4 Ein vorsorglich sichergestellter Gegenstand kann verwertet werden:
- a. wenn der Berechtigte der Aufforderung, den Gegenstand abzuholen, ansonsten er verwertet werde, innert nützlicher Frist keine Folge geleistet hat;
- b. wenn niemand Anspruch auf den Gegenstand erhebt;
- c. wenn der Gegenstand innert kurzer Zeit an Wert verliert, oder
- d. wenn die Aufbewahrung oder der Unterhalt des Gegenstandes unverhältnismässige Kosten und Schwierigkeiten verursacht.
5 Der Aufwand für die Sicherstellung und die Aufbewahrung eines Gegenstandes oder die Unterbringung eines Tieres sowie die durch die Verwertung entstandenen Kosten gehen zu Lasten des Störers.

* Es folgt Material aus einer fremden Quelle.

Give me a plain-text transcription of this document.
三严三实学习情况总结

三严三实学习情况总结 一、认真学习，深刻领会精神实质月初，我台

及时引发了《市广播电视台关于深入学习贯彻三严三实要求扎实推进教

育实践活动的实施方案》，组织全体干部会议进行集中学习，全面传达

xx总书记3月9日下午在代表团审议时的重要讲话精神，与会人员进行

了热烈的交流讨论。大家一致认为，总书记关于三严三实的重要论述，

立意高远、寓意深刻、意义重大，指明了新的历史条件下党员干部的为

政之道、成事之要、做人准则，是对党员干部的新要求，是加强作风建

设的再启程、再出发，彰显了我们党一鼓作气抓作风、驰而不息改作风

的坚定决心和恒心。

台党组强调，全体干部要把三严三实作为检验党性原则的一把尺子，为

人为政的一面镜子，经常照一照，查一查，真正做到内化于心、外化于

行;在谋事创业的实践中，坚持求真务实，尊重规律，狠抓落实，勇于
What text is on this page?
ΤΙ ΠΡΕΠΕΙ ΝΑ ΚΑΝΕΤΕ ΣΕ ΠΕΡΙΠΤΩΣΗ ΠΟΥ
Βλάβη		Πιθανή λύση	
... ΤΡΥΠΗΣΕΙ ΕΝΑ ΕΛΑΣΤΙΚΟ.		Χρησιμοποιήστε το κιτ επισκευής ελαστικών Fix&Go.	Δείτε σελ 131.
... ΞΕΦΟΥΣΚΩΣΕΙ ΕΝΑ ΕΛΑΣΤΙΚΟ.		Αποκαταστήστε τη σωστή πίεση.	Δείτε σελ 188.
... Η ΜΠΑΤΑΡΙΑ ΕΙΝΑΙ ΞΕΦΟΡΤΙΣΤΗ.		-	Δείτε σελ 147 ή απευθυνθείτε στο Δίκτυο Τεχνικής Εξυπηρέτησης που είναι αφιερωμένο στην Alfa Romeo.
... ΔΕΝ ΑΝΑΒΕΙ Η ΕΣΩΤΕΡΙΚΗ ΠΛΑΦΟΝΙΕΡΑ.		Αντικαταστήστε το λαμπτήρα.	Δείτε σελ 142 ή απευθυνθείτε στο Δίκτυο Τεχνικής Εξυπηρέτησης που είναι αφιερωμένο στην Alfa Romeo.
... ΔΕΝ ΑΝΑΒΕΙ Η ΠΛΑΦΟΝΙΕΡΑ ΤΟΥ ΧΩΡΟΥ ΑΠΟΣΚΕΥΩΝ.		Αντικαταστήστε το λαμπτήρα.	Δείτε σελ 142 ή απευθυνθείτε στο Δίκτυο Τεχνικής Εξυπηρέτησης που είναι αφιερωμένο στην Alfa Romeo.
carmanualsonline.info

6 Die Rückgabe des Gegenstandes oder des Ertrages aus deren Verwertung kann an die Kostenregelung angebunden werden. Erfolgt die Bezahlung der Kosten nicht innert der nützlichen und angesetzten Frist, so kann der Gegenstand verwertet werden.
7 Die Kantonspolizei ordnet die Vernichtung der sichergestellten Sache an, die eine Bedrohung für die Sicherheit der Personen darstellt. Ihr Entscheid untersteht der Beschwerde an einen Richter des Kantonsgerichtes.
8 Die in den Absätzen 4 bis 7 vorgesehenen Massnahmen sind bei einem vorsorglich sichergestellten Tier sinngemäss anzuwenden.